Aturan Kemasan Rokok Polos Dinilai Tidak Pertimbangkan Imbas ke Depannya

Ilustrasi pekerja pabrik rokok.
Sumber :
  • Dokumentasi Bea dan Cukai, Kementerian Keuangan.

Jakarta, VIVA - Rancangan Peraturan Menteri Kesehatan (Rancangan Permenkes) yang memandatkan kemasan rokok polos tanpa merek, dinilai tidak tepat. Rencana penerapan peraturan tersebut, juga dianggap berpotensi akan merugikan industri hingga masyarakat. 

Praktisi Hukum Administrasi Negara Fakultas Hukum Universitas Indonesia (FH UI), Hari Prasetiyo mengatakan, pembuatan aturan turunan dengan model omnibus tersebut dianggap tidak sesuai, dengan kondisi sektor tembakau yang mencakup lingkup besar dari hulu hingga ke hilir.

"Sehingga pendalaman materi menjadi terbatas, dan kurang mempertimbangkan imbas kedepannya yang dapat mengganggu masa transisi ke pemerintahan Prabowo-Gibran," kata Hari dalam keterangannya, Selasa, 1 Oktober 2024.

Jika dilihat dari perspektif hukum, Hari menegaskan bahwa Kemenkes perlu memastikan kebijakannya fokus pada bidangnya terlebih dulu, sebelum mengatur komoditas lain. Terlebih, pada sektor-sektor di luar kesehatan yang memiliki dampak ekonomi massif dan sistemik akibat adanya aturan Kemenkes tersebut.

“Dari aturan turunan yang dikeluarkan saat ini pun, aturan zat adiktif terlalu menyudutkan tembakau dan tidak sejalan dengan Undang-undang Kesehatan yang sebelumnya telah disahkan," ujarnya.

Hari juga menyoroti kemunculan aturan kemasan rokok polos tanpa merek pada Rancangan Permenkes, yang dinilai sebagai aturan yang dipaksakan dan tidak sesuai dengan UU Kesehatan dan PP 28/2024.

Kemenkes menyatakan kebijakan tersebut mengadopsi ketentuan dalam Framework Convention on Tobacco Control (FCTC). Padahal, Pemerintah Indonesia tidak meratifikasi FCTC. Maka, Hari mengingatkan Kemenkes untuk tidak menjalankan aturan ini, sebab Indonesia memiliki kompleksitas ekosistem pertembakauan yang berbeda. 

"Aturan ini dapat mengancam sektor tembakau di Indonesia selaku produsen dengan budidaya tembakau yang besar. Kalau tembakau mau diatur, pemerintah perlu duduk bareng dengan pelaku usaha dan tanyakan apa yang mau diatur. Sepakati itu dulu," ujar Hari.

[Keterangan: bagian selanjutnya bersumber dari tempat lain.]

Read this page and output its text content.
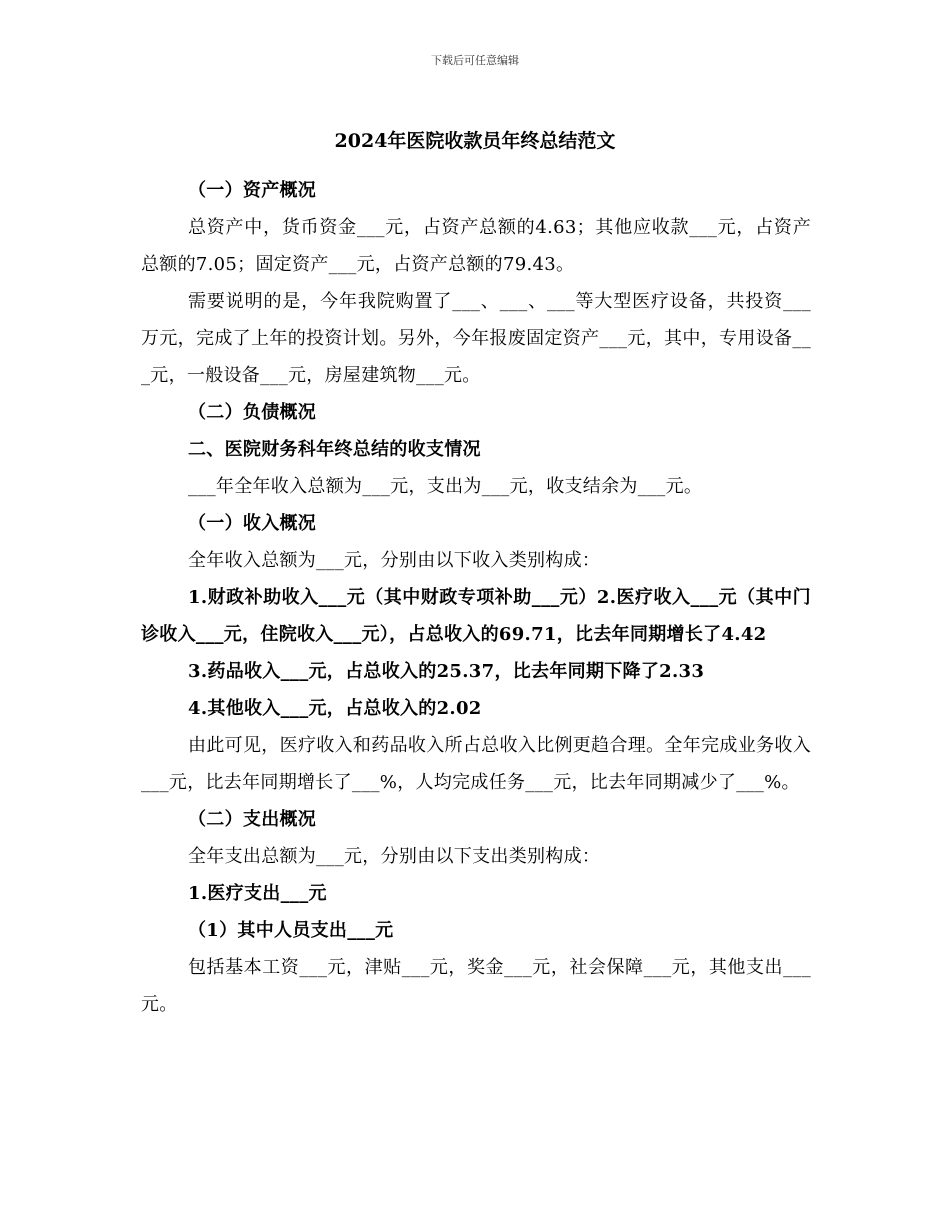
下载后可任意编辑
2024年医院收款员年终总结范文

（一）资产概况

总资产中，货币资金___元，占资产总额的4.63；其他应收款___元，占资产总额的7.05；固定资产___元，占资产总额的79.43。

需要说明的是，今年我院购置了___、___、___等大型医疗设备，共投资___万元，完成了上年的投资计划。另外，今年报废固定资产___元，其中，专用设备___元，一般设备___元，房屋建筑物___元。

（二）负债概况

二、医院财务科年终总结的收支情况

___年全年收入总额为___元，支出为___元，收支结余为___元。

（一）收入概况

全年收入总额为___元，分别由以下收入类别构成：

1.财政补助收入___元（其中财政专项补助___元）2.医疗收入___元（其中门诊收入___元，住院收入___元），占总收入的69.71，比去年同期增长了4.42

3.药品收入___元，占总收入的25.37，比去年同期下降了2.33

4.其他收入___元，占总收入的2.02

由此可见，医疗收入和药品收入所占总收入比例更趋合理。全年完成业务收入___元，比去年同期增长了___%，人均完成任务___元，比去年同期减少了___%。

（二）支出概况

全年支出总额为___元，分别由以下支出类别构成：

1.医疗支出___元

（1）其中人员支出___元

包括基本工资___元，津贴___元，奖金___元，社会保障___元，其他支出___元。
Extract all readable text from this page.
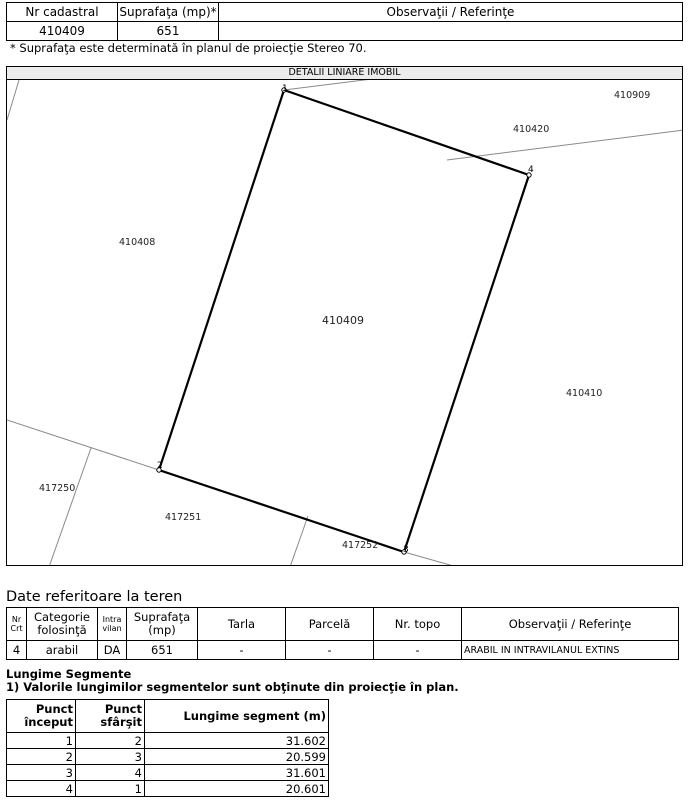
Nr cadastral	Suprafaţa (mp)*	Observaţii / Referinţe
410409	651	
* Suprafaţa este determinată în planul de proiecţie Stereo 70.
DETALII LINIARE IMOBIL
1
2
3
4
410409
410909
410420
410408
410410
417250
417251
417252
Date referitoare la teren
Nr Crt	Categorie folosinţă	Intra vilan	Suprafaţa (mp)	Tarla	Parcelă	Nr. topo	Observaţii / Referinţe
4	arabil	DA	651	-	-	-	ARABIL IN INTRAVILANUL EXTINS
Lungime Segmente
1) Valorile lungimilor segmentelor sunt obţinute din proiecţie în plan.
Punct început	Punct sfârşit	Lungime segment (m)
1	2	31.602
2	3	20.599
3	4	31.601
4	1	20.601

"Kalau dibuatnya buru-buru mengejar waktu, terlihat sekali Kemenkes punya target pelaksanaan Rancangan Permenkesnya. Harus sesuai dengan statement Presiden agar jangan sampai kebijakan memberikan dampak buruk ke masyarakat," ujarnya.

Senada, Ketua Umum Asosiasi Pengusaha Ritel Indonesia (Aprindo), Roy N. Mandey mengatakan, sebagai sektor hilir, sektor tembakau telah berkontribusi besar bagi pendapatan usaha ritel sampai PDB.

Sehingga, imbas hilangnya pendapatan pelaku usaha dengan adanya PP 28/2024 dan Rancangan Permenkes, perlu dimitigasi baik-baik oleh pemerintah. Roy terus menyayangkan pelaku usaha, sebagai ujung pelaksana aturan pemerintah, yang justru tidak diajak bicara dan seringkali mendapatkan misinformasi akibat pengambilan keputusan yang tidak transparan.

“Peran Kemenkes jangan sampai tumpang tindih. Ada pasal yang ambigu dan tidak bisa dilaksanakan, lalu apakah pasal itu hanya menjadi pajangan? Sementara di lapangan terjadi ‘perdamaian’ dengan oknum. Ini antara input, proses, dan output-nya saja sudah tidak benar,” ujarnya.